Angelo Dalle Molle non si è limitato a concepire il car sharing, ma ha pure anticipato google translator. «Era convinto che per liberare la popolazione dal bisogno bisogna aumentare la conoscenza», osserva De Bernardo e quindi aveva messo in piedi in Svizzera l’Isco (Istituto semantico cognitivo) che si proponeva di utilizzare i computer per tradurre da una lingua all’altra, mediante la voce artificiale. Le difficoltà erano enormi, i computer di allora erano all’età della pietra rispetto a quelli che abbiamo ora, ma l’idea di google translator c’era tutta. Dalle Molle, era il 1970, coinvolse alcuni docenti dell’università di Padova, tra i quali Alberto Mioni, ordinario di glottologia e linguistica, esperto di fonetica e di lingue africane. Comunque oggi, in Svizzera, ci sono quattro istituti di ricerca partecipati dalla Fondazione Dalle Molle, assorbiti dalle università elvetiche.

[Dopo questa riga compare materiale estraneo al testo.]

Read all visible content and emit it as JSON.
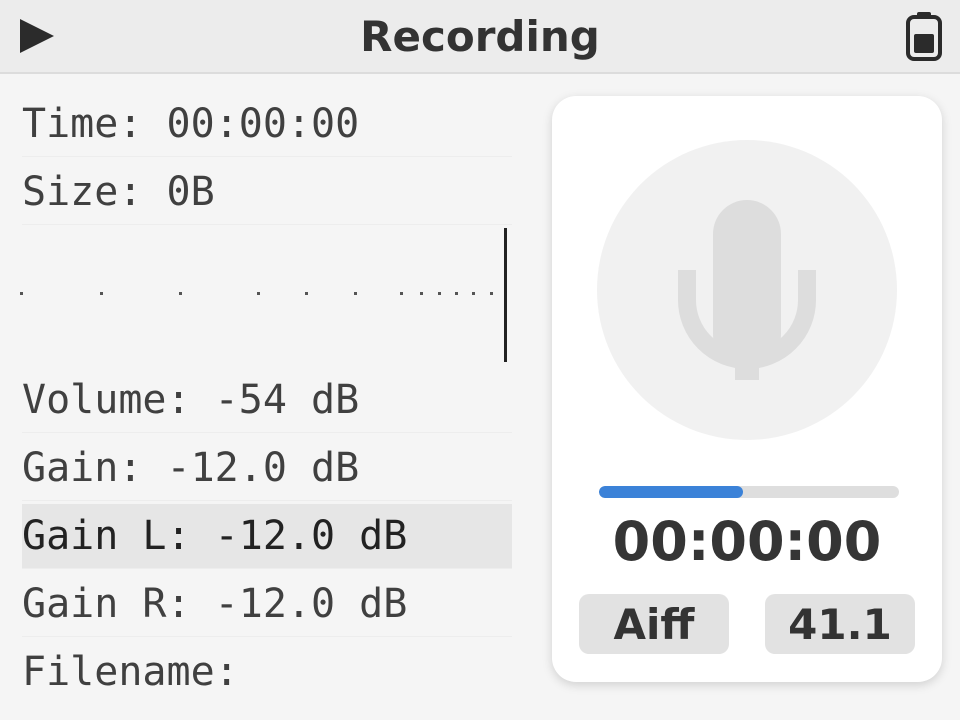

Un uomo tanto vulcanico non poteva che esserlo anche nella vita privata e infatti ha avuto sei figli – tutti riconosciuti – da varie donne diverse; quindi, a 90 anni suonati, si è sposato con la segretaria, più giovane di lui di una quarantina d’anni. I figli hanno provato a interdirlo, ma il giudice ha respinto l’istanza, riconoscendo che il cervello di Angelo Dalle Molle non era affatto annebbiato. Dopo la morte di Dalle Molle, avvenuta nel 2002, si è celebrato un processo per l’eredità. La vedova aveva ricevuto 32 milioni di euro e la villa Barbariga, la corte ha stabilito che ne versasse 7 ai figli che, in ogni caso, avevano ricevuto la loro quota. La Fondazione ha poi venduto la villa a un antiquario milanese, l’attuale proprietario. Forse, tra tutto quel che si può dire di Angelo Dalle Molle, la definizione migliore è quella che aveva dato Alberto Mioni: «È l’ultimo mecenate».